Only tsess is built for the aarch64 target because the other programs are executed during the build.

We can easily check that the Hare flags were honored:

$ readelf --dynamic tsess | grep NEEDED
 0x0000000000000001 (NEEDED)             Shared library: [libc.so.6]
 0x0000000000000001 (NEEDED)             Shared library: [libcurl.so.4]

Wrapping up

In the end, I find amazing how easy it is to cross compile a dynamically linked tsess, so easy it feels like cheating. It really boils down to a handful of commands:

  • mock
  • mount
  • configure
  • make

And that’s really it! It could have been a very short post, but I couldn’t help sprinkle a little digression here and there.

This apparent simplicity builds upon a huge pile of complications:

  • the autotools (autoconf, automake and libtool in this case)
  • years of RPM history (the whole tool chain, including pieces I omitted)
  • years of packaging refinement for cross GCC tool chains
  • years of Linux kernel history (everything podman relies on)

The effective simplicity comes from some degree of cohesion between all the moving parts. Catch me on a bad day and I will describe it as a high degree of coupling between components poorly cobbled together, but the cohesion is still there regardless.
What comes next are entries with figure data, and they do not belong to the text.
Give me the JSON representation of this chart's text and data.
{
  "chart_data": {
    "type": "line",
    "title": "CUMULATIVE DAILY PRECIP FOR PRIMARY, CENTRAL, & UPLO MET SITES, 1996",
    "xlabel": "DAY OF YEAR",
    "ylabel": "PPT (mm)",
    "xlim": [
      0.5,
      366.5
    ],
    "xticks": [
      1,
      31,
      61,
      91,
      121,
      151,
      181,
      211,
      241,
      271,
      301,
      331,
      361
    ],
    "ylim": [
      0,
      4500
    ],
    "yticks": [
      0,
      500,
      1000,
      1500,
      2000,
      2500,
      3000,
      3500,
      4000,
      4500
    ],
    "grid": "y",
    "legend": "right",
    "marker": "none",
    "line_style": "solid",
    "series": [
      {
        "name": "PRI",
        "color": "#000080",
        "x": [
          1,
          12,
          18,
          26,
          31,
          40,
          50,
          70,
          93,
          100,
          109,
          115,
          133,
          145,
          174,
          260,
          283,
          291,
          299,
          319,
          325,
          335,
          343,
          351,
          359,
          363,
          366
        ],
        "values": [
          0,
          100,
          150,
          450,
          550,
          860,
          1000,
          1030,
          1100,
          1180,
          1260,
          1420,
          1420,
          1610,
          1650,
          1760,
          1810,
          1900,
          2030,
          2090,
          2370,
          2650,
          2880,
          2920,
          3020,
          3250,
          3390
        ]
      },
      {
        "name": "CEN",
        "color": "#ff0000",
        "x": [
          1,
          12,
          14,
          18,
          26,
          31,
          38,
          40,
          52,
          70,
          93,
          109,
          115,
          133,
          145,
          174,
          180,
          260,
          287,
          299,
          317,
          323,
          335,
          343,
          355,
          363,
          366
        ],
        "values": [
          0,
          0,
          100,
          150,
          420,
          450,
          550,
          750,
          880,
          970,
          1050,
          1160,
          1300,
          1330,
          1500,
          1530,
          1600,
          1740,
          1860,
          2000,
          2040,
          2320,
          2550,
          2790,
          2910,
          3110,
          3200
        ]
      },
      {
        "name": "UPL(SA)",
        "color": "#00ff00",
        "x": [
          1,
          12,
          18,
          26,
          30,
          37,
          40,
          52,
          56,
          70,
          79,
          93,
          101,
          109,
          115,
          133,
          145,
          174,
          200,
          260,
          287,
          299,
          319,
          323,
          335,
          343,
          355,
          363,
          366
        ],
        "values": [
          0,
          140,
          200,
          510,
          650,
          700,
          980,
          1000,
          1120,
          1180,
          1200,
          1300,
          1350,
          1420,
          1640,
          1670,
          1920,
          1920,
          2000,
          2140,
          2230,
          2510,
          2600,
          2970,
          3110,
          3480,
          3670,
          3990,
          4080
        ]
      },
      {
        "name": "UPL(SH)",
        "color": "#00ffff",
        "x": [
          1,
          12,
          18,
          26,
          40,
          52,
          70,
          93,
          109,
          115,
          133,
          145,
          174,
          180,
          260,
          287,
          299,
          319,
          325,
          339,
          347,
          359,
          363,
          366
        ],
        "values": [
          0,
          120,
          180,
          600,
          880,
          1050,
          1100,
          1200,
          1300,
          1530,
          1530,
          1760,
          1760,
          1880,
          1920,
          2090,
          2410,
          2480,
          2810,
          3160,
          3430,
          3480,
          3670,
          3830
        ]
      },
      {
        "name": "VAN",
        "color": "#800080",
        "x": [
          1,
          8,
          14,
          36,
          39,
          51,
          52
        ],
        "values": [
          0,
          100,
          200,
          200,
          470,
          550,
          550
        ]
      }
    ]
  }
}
For example, on my machine RPM ships with a %configure macro that takes care of applying system-wide configure flags recognized by any package relying on the autotools. I greatly suspect that the packaging of cross compilers evolved following autoconf’s conventions, and probably influenced autoconf in return.

The bottom line is that for this use case I only need to configure the bare minimum at each step:

  • tell mock to install my build dependencies in an aarch64 root
  • bind the aarch64 root directory to the cross compiler sysroot
  • tell the configure script to target aarch64
  • tell hare to link with libc (and for fun, libcurl)

And once again, that’s really it!

It’s amazing to see how our tools evolved and to see the concrete effect of iterative refinements. The Hare tool chain is still young but it is already quite usable and it shows that lessons from the past were effectively learned. It also didn’t take too much effort from me to find a crowbar and retrofit it in my familiar ecosystem, and just like that I can rebuild tsess in mere minutes and deploy it to the ARM board I occasionally SSH into.

And that’s a wrap for a yak that won’t need a shaving for a while.